Les démissions répétées de hauts responsables du parti Pastef, incluant d’anciens soutiens inconditionnels d’Ousmane Sonko, illustrent une rupture sans précédent dans l’histoire politique sénégalaise récente. Ces départs, initialement perçus comme isolés, s’intensifient et dessinent les contours d’une crise institutionnelle majeure.
Ce qui n’était qu’une série de départs ponctuels il y a quelques semaines s’est transformé en une véritable hémorragie au sein du parti. Des figures historiques, des cadres expérimentés et des responsables d’agences publiques ont choisi de tourner la page du Pastef. Derrière cette vague de démissions, une réalité s’impose avec une clarté croissante : la fin d’une alliance politique qui avait porté Bassirou Diomaye Faye et Ousmane Sonko au pouvoir.

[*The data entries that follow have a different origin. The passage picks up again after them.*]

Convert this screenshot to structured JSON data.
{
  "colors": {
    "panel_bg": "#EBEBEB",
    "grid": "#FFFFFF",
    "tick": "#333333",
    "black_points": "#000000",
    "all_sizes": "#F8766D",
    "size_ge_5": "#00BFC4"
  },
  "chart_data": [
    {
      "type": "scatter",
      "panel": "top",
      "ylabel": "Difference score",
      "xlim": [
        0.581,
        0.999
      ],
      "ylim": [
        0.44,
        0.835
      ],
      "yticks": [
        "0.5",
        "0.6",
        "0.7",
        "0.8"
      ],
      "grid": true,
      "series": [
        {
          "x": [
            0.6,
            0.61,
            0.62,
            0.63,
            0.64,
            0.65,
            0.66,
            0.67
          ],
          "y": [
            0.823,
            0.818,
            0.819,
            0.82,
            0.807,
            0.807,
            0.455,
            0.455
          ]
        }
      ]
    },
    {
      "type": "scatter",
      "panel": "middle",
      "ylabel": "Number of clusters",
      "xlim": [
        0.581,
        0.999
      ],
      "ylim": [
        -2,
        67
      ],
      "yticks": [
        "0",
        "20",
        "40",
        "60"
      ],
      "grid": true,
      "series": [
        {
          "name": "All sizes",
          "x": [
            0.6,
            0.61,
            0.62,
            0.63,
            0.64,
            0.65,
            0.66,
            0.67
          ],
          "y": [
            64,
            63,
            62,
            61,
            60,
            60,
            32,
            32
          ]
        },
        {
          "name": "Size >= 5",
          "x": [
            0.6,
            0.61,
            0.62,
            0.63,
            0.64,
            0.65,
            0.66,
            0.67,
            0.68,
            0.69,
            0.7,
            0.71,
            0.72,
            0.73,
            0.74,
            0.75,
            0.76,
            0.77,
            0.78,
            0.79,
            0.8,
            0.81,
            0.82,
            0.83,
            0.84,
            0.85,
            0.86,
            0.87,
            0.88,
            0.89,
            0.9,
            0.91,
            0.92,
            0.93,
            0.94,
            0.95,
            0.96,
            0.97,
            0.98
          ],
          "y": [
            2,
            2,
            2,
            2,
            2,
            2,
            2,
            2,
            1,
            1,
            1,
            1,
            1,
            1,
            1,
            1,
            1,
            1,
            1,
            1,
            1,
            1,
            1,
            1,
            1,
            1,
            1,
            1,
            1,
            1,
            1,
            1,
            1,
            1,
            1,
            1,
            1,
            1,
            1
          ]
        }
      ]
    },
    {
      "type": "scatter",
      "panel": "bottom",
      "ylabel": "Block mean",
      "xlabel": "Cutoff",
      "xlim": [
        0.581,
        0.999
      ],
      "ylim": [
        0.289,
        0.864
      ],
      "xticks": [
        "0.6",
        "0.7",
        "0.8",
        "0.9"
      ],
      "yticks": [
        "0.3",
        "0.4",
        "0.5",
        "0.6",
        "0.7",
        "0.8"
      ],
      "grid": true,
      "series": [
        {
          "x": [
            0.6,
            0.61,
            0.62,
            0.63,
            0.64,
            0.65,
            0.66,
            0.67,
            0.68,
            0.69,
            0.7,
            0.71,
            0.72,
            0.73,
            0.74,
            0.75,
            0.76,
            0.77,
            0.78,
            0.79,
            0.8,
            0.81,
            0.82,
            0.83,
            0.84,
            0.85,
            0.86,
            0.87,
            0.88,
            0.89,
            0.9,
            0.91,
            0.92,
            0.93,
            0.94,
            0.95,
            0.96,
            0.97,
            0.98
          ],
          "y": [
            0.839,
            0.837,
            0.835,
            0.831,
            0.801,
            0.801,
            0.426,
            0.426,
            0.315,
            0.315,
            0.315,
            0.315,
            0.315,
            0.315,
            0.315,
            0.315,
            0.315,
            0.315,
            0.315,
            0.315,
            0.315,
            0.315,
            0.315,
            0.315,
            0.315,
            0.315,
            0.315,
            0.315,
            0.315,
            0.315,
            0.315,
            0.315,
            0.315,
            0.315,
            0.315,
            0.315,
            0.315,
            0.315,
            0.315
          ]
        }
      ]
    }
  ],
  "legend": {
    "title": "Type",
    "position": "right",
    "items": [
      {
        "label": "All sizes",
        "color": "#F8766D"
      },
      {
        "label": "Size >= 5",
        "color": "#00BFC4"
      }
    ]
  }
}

Portés par une dynamique d’alternance en mars 2024, les deux hommes incarnaient jusqu’alors l’espoir d’un nouveau départ pour le Sénégal. Pourtant, leur collaboration, présentée comme le pilier du régime, s’est effritée progressivement avant de s’effondrer définitivement avec le limogeage d’Ousmane Sonko de la Primature en mai 2026. Ce geste, perçu comme un acte fort, a marqué le point de non-retour dans une relation déjà tendue entre la Présidence et la Primature.

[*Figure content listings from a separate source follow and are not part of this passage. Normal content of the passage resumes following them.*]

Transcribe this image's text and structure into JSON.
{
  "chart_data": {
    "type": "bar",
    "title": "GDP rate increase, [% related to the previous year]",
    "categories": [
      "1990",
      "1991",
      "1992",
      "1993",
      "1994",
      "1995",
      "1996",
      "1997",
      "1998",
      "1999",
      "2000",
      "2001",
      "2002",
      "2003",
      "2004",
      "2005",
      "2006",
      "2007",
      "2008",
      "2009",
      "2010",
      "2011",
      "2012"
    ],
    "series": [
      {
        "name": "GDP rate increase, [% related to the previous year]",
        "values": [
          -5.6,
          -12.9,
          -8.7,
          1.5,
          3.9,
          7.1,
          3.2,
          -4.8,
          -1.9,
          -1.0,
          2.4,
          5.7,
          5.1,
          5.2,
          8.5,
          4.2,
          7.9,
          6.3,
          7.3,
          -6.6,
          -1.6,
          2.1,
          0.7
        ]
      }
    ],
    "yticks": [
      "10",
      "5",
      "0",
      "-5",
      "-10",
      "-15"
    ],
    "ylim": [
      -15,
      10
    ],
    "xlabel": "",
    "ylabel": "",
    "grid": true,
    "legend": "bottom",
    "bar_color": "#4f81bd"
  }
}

Alors qu’Ousmane Sonko occupait désormais la présidence de l’Assemblée nationale tout en conservant la direction du parti, Bassirou Diomaye Faye a cherché à reprendre le contrôle de l’appareil d’État. Cette redistribution des rôles a accentué les tensions internes et accéléré les départs au sein du Pastef.

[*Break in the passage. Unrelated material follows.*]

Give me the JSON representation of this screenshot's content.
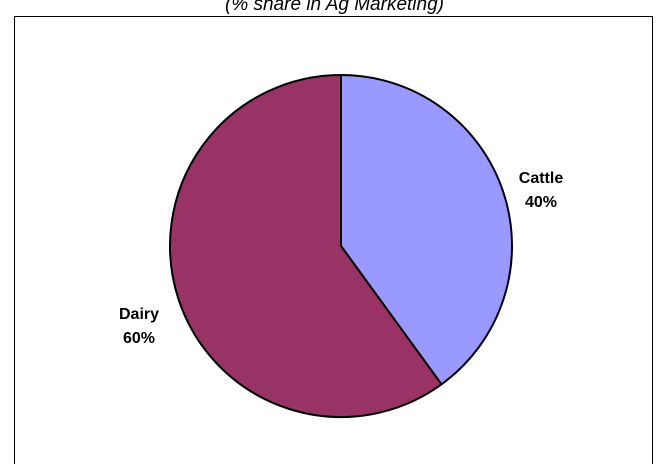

Parmi les signaux les plus marquants de cette rupture figure la démission du ministre Moussa Bala Fofana, reconduit pour la troisième fois à la tête du ministère de l’Urbanisme. Son départ a été rendu public quelques jours seulement après qu’Ousmane Sonko eut publiquement critiqué certains ministres pour leur manque de loyauté envers les orientations du parti. Le ministre, tout en réaffirmant son respect pour son ancien mentor, a démenti toute allégeance directe au chef de l’État.
Une réforme constitutionnelle qui a enflammé les tensions
Le 3 juillet, Bassirou Diomaye Faye a franchi une étape supplémentaire en annonçant la création d’un nouveau parti présidentiel, un projet visant à unifier les forces politiques autour de sa vision. Cette initiative a achevé de convaincre les observateurs de l’entrée dans une phase de rupture définitive entre la Présidence et le parti fondateur. Dans la foulée, la coalition « Diomaye Président » s’est activement mobilisée pour structurer des ralliements et consolider son ancrage politique.